MLDonkey Forum Index
Homepage •  Bugs •  Tasks •  Patches •  SF.net Project Page •  ChangeLog •  German forum •  Links •  Wiki •  Downloads
 
 FAQFAQ   SearchSearch   MemberlistMemberlist   UsergroupsUsergroups   RegisterRegister 
 ProfileProfile   Log in to check your private messagesLog in to check your private messages   Log inLog in 
 
Interview with bavard about swarming/29 bug

 
Post new topic   Reply to topic    MLDonkey Forum Index -> Development
View previous topic :: View next topic  
Author Message
mbh
neophyte


Joined: 17 Dec 2004
Posts: 21
Location: USA

PostPosted: Mon Jan 31, 2005 10:37 am    Post subject: Interview with bavard about swarming/29 bug Reply with quote

I had several questions about the swarming system [and the 29 bug].
I have posted this q/a session here. If people have any more questions, perhaps they could be mentioned as replies, so other e-mails can be sent out.

From: Fabrice <e-mail withheld>

Here are some replies to what you asked. you can of course diffuse them as much as you need.
First, we are discussing about src/daemon/common/commonSwarming2.ml, the second version of the swarming system.

> 1) What is the difference between a block and a chunk?

In my terminology, which is not always consistent, a "chunk" is an segment of data for a particular network. Chunks for edonkey are 9.5 MB segments. They all have the same size. A "block" is a segment of data internally in the swarming system. Blocks don't have the same size in one file. Suppose you are downloading a file from Edonkey and Bittorrent, where the chunks in BT for that file are 1 MB-long. Then, the file will be cut internally, so that any block in the file is always completely included in a chunk. For that, you must cut the
file every 9.5 MB and every 1 MB, so that you will have:

[1MB] [1MB] [1MB] [1MB] [1MB] [1MB] [1MB] [1MB] [1MB] [0.5MB][0.5MB]
[1MB] [1MB] etc...

the 10th and 11th blocks have 0.5 MB, because the first 10 chunks are included in the 9.5 MB Edonkey chunk, and the 10th and 11th blocks must also be included in a 1 MB BT chunk.
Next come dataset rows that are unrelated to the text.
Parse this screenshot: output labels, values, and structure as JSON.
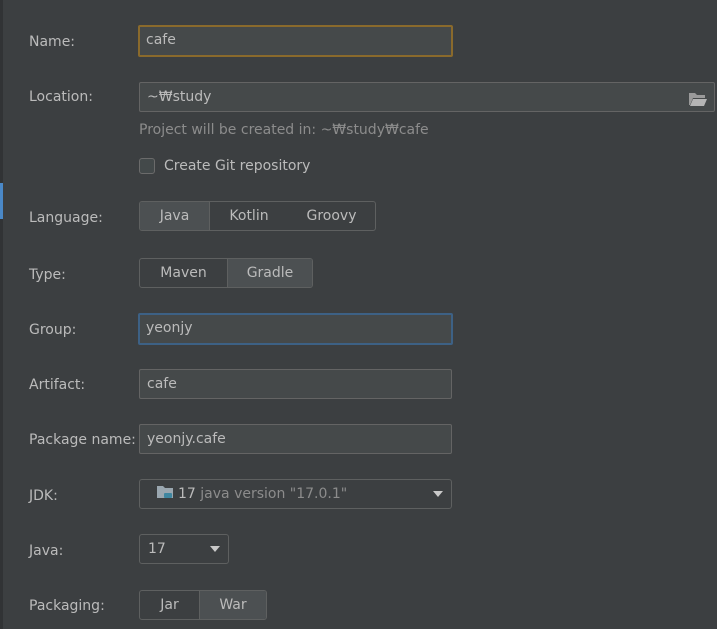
{
  "form": {
    "name": {
      "label": "Name:",
      "value": "cafe"
    },
    "location": {
      "label": "Location:",
      "value": "~₩study",
      "folder_icon": "folder-open-icon"
    },
    "location_hint": "Project will be created in: ~₩study₩cafe",
    "git": {
      "label": "Create Git repository",
      "checked": false
    },
    "language": {
      "label": "Language:",
      "options": [
        "Java",
        "Kotlin",
        "Groovy"
      ],
      "selected": "Java"
    },
    "type": {
      "label": "Type:",
      "options": [
        "Maven",
        "Gradle"
      ],
      "selected": "Gradle"
    },
    "group": {
      "label": "Group:",
      "value": "yeonjy"
    },
    "artifact": {
      "label": "Artifact:",
      "value": "cafe"
    },
    "package_name": {
      "label": "Package name:",
      "value": "yeonjy.cafe"
    },
    "jdk": {
      "label": "JDK:",
      "version": "17",
      "detail": "java version \"17.0.1\"",
      "icon": "jdk-folder-icon"
    },
    "java": {
      "label": "Java:",
      "value": "17"
    },
    "packaging": {
      "label": "Packaging:",
      "options": [
        "Jar",
        "War"
      ],
      "selected": "War"
    }
  },
  "colors": {
    "background": "#3c3f41",
    "field_bg": "#45494a",
    "focus_orange": "#8a6a2c",
    "focus_blue": "#3d6185",
    "accent": "#4a88c7",
    "hint_text": "#8c8c8c"
  }
}
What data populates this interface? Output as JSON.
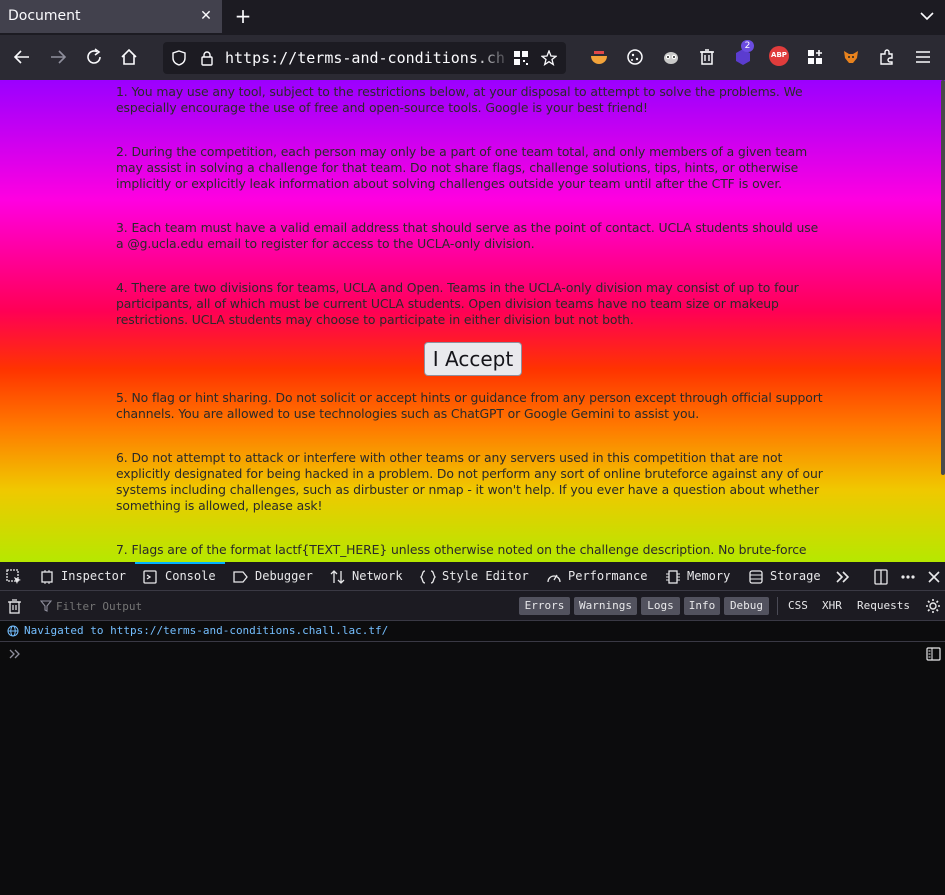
{
  "browser": {
    "tab_title": "Document",
    "url": "https://terms-and-conditions.chall.lac.tf/",
    "badge_count": "2",
    "abp_label": "ABP"
  },
  "page": {
    "rules": [
      "1. You may use any tool, subject to the restrictions below, at your disposal to attempt to solve the problems. We especially encourage the use of free and open-source tools. Google is your best friend!",
      "2. During the competition, each person may only be a part of one team total, and only members of a given team may assist in solving a challenge for that team. Do not share flags, challenge solutions, tips, hints, or otherwise implicitly or explicitly leak information about solving challenges outside your team until after the CTF is over.",
      "3. Each team must have a valid email address that should serve as the point of contact. UCLA students should use a @g.ucla.edu email to register for access to the UCLA-only division.",
      "4. There are two divisions for teams, UCLA and Open. Teams in the UCLA-only division may consist of up to four participants, all of which must be current UCLA students. Open division teams have no team size or makeup restrictions. UCLA students may choose to participate in either division but not both.",
      "5. No flag or hint sharing. Do not solicit or accept hints or guidance from any person except through official support channels. You are allowed to use technologies such as ChatGPT or Google Gemini to assist you.",
      "6. Do not attempt to attack or interfere with other teams or any servers used in this competition that are not explicitly designated for being hacked in a problem. Do not perform any sort of online bruteforce against any of our systems including challenges, such as dirbuster or nmap - it won't help. If you ever have a question about whether something is allowed, please ask!",
      "7. Flags are of the format lactf{TEXT_HERE} unless otherwise noted on the challenge description. No brute-force"
    ],
    "accept_button": "I Accept"
  },
  "devtools": {
    "tabs": [
      "Inspector",
      "Console",
      "Debugger",
      "Network",
      "Style Editor",
      "Performance",
      "Memory",
      "Storage"
    ],
    "active_tab": "Console",
    "filter_placeholder": "Filter Output",
    "levels": [
      "Errors",
      "Warnings",
      "Logs",
      "Info",
      "Debug"
    ],
    "net_filters": [
      "CSS",
      "XHR",
      "Requests"
    ],
    "navigated_label": "Navigated to",
    "navigated_url": "https://terms-and-conditions.chall.lac.tf/"
  },
  "colors": {
    "accent": "#00b2ff",
    "link": "#75bfff",
    "toolbar_bg": "#2b2a33",
    "devtools_bg": "#0c0c0d"
  }
}
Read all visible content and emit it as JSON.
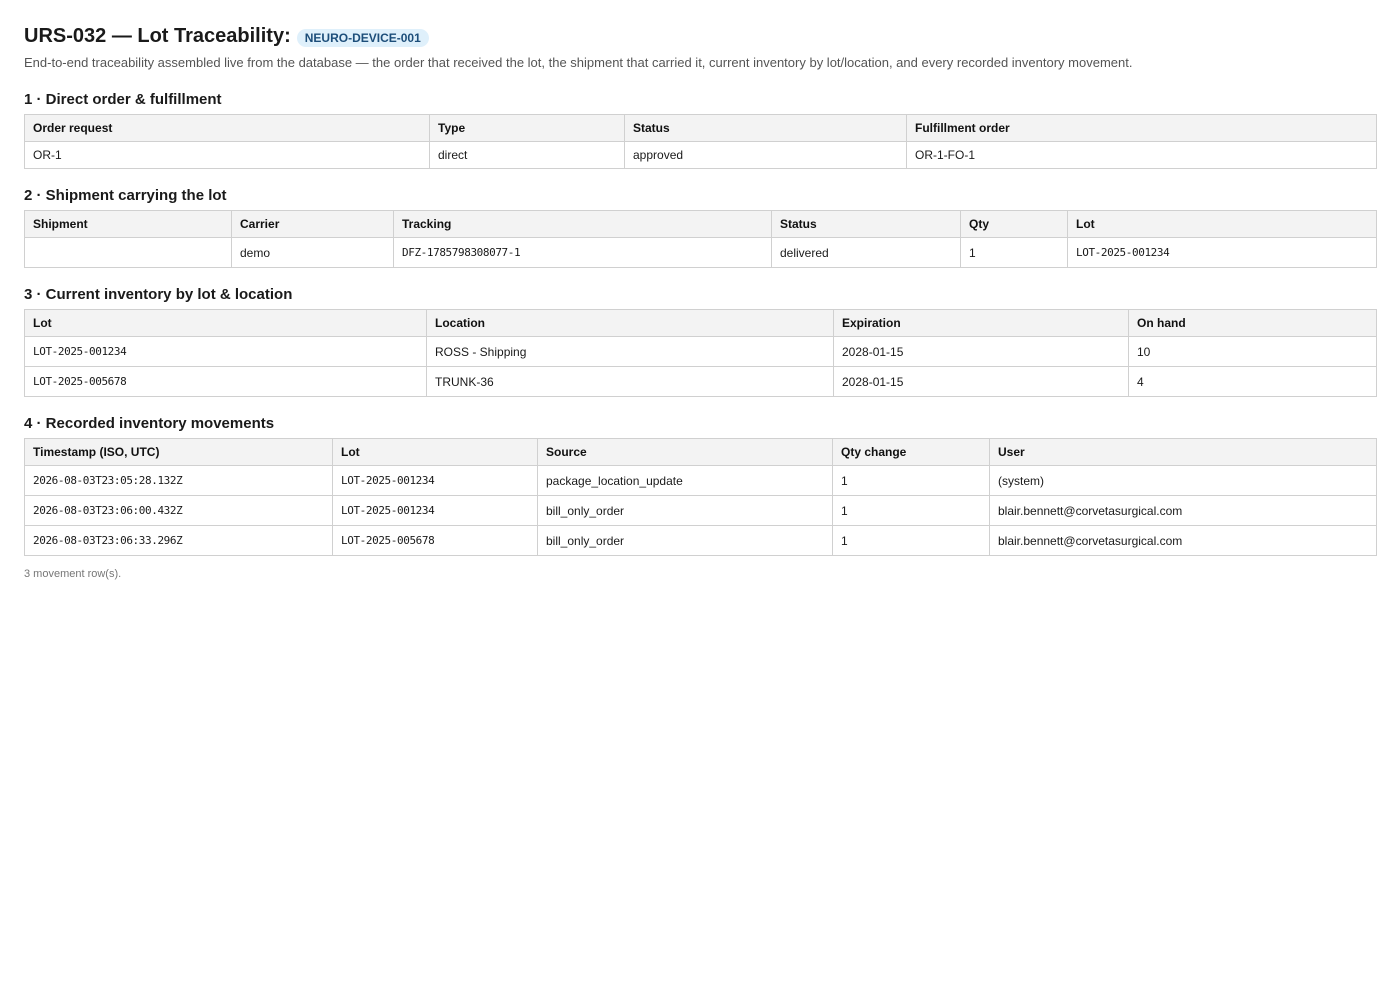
{
  "header": {
    "title": "URS-032 — Lot Traceability:",
    "badge": "NEURO-DEVICE-001",
    "subtitle": "End-to-end traceability assembled live from the database — the order that received the lot, the shipment that carried it, current inventory by lot/location, and every recorded inventory movement."
  },
  "sections": {
    "order": {
      "heading": "1 · Direct order & fulfillment",
      "columns": [
        "Order request",
        "Type",
        "Status",
        "Fulfillment order"
      ],
      "rows": [
        [
          "OR-1",
          "direct",
          "approved",
          "OR-1-FO-1"
        ]
      ]
    },
    "shipment": {
      "heading": "2 · Shipment carrying the lot",
      "columns": [
        "Shipment",
        "Carrier",
        "Tracking",
        "Status",
        "Qty",
        "Lot"
      ],
      "rows": [
        [
          "",
          "demo",
          "DFZ-1785798308077-1",
          "delivered",
          "1",
          "LOT-2025-001234"
        ]
      ]
    },
    "inventory": {
      "heading": "3 · Current inventory by lot & location",
      "columns": [
        "Lot",
        "Location",
        "Expiration",
        "On hand"
      ],
      "rows": [
        [
          "LOT-2025-001234",
          "ROSS - Shipping",
          "2028-01-15",
          "10"
        ],
        [
          "LOT-2025-005678",
          "TRUNK-36",
          "2028-01-15",
          "4"
        ]
      ]
    },
    "movements": {
      "heading": "4 · Recorded inventory movements",
      "columns": [
        "Timestamp (ISO, UTC)",
        "Lot",
        "Source",
        "Qty change",
        "User"
      ],
      "rows": [
        [
          "2026-08-03T23:05:28.132Z",
          "LOT-2025-001234",
          "package_location_update",
          "1",
          "(system)"
        ],
        [
          "2026-08-03T23:06:00.432Z",
          "LOT-2025-001234",
          "bill_only_order",
          "1",
          "blair.bennett@corvetasurgical.com"
        ],
        [
          "2026-08-03T23:06:33.296Z",
          "LOT-2025-005678",
          "bill_only_order",
          "1",
          "blair.bennett@corvetasurgical.com"
        ]
      ],
      "footnote": "3 movement row(s)."
    }
  },
  "colors": {
    "badge_bg": "#dff0fb",
    "badge_text": "#1d4e7a",
    "header_bg": "#f3f3f3",
    "border": "#d0d0d0"
  }
}
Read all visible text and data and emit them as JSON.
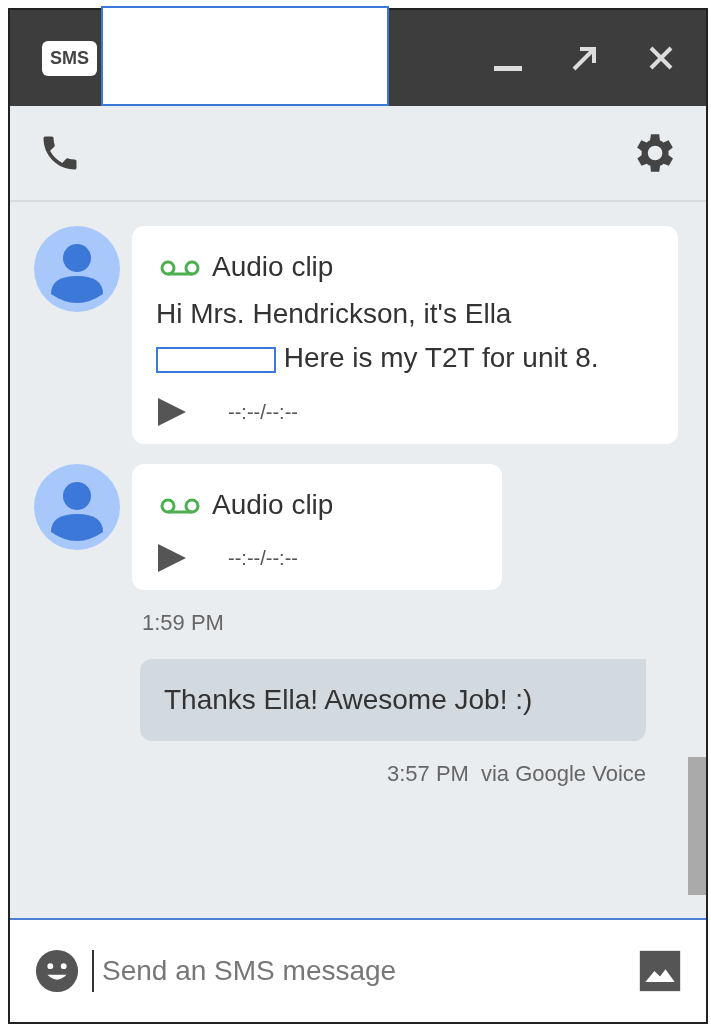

> 2) What is the difference between the swarmer type and the type t of
> the module system? Analogous to this question, what is the difference
> between a network block and a swarmer block?

The "swarmer" type is the record corresponding to a particular file downloaded on disk. The "t" type is an interface to that record, for a particular network. So, for one file, you will have one "swarmer" record, and several "t" records, one for each network where it is downloaded. One of them is the "primary", i.e. the network whose checksums are used to know if a particular block has been correctly downloaded or not. When all the blocks have been verified with the primary checksums, the file download is finished.

"t" contains also conversion arrays between network chunk numbers and internal swarmer blocks: t.t_t2s_blocks.(i) contains the list of internal block numbers corresponding to the chunk "i" in the network, whereas t.t_s2t_blocks.(i) contains the network block number
containing the internal block "i".

> 3) What is the purpose of the uploader type?

The "uploader" is a source for a file, with which you are connected and from which you can start downloading chunks. It contains all the data attached with that source needed by the swarming system, such as "up_chunks", the chunks that are available from that source,
"up_block" which is the current chunk been downloaded, "up_complete_blocks" the list of complete chunks that can be downloaded, and "up_ranges", the ranges that have been already requested from that client and not received yet.

> Functional questions
> 1) The swarming system seems to only be truly compatible with
> protocols in which files are downloaded in discrete ranges. However,
> many protocols don't implement such ranged downloads: for instance, in
> HTTP, many files do not provide a Content-Length field in the header,
> and in FTP, you can only specify a starting point for a file, not an
> ending point.
> Can the swarming system be used to download such files efficiently?

Currently, such networks declare small chunks (I think it's about 1 MB), the problem
is indeed that they must request a range within one chunk, while they could potentially download several chunks in one request. But I think one solution would be to allow an uploader to be requested several blocks in one request (putting a list in the "up_block" field), and then add a function that would return the longest set of blocks that can be
downloaded after the block returned by "find_block".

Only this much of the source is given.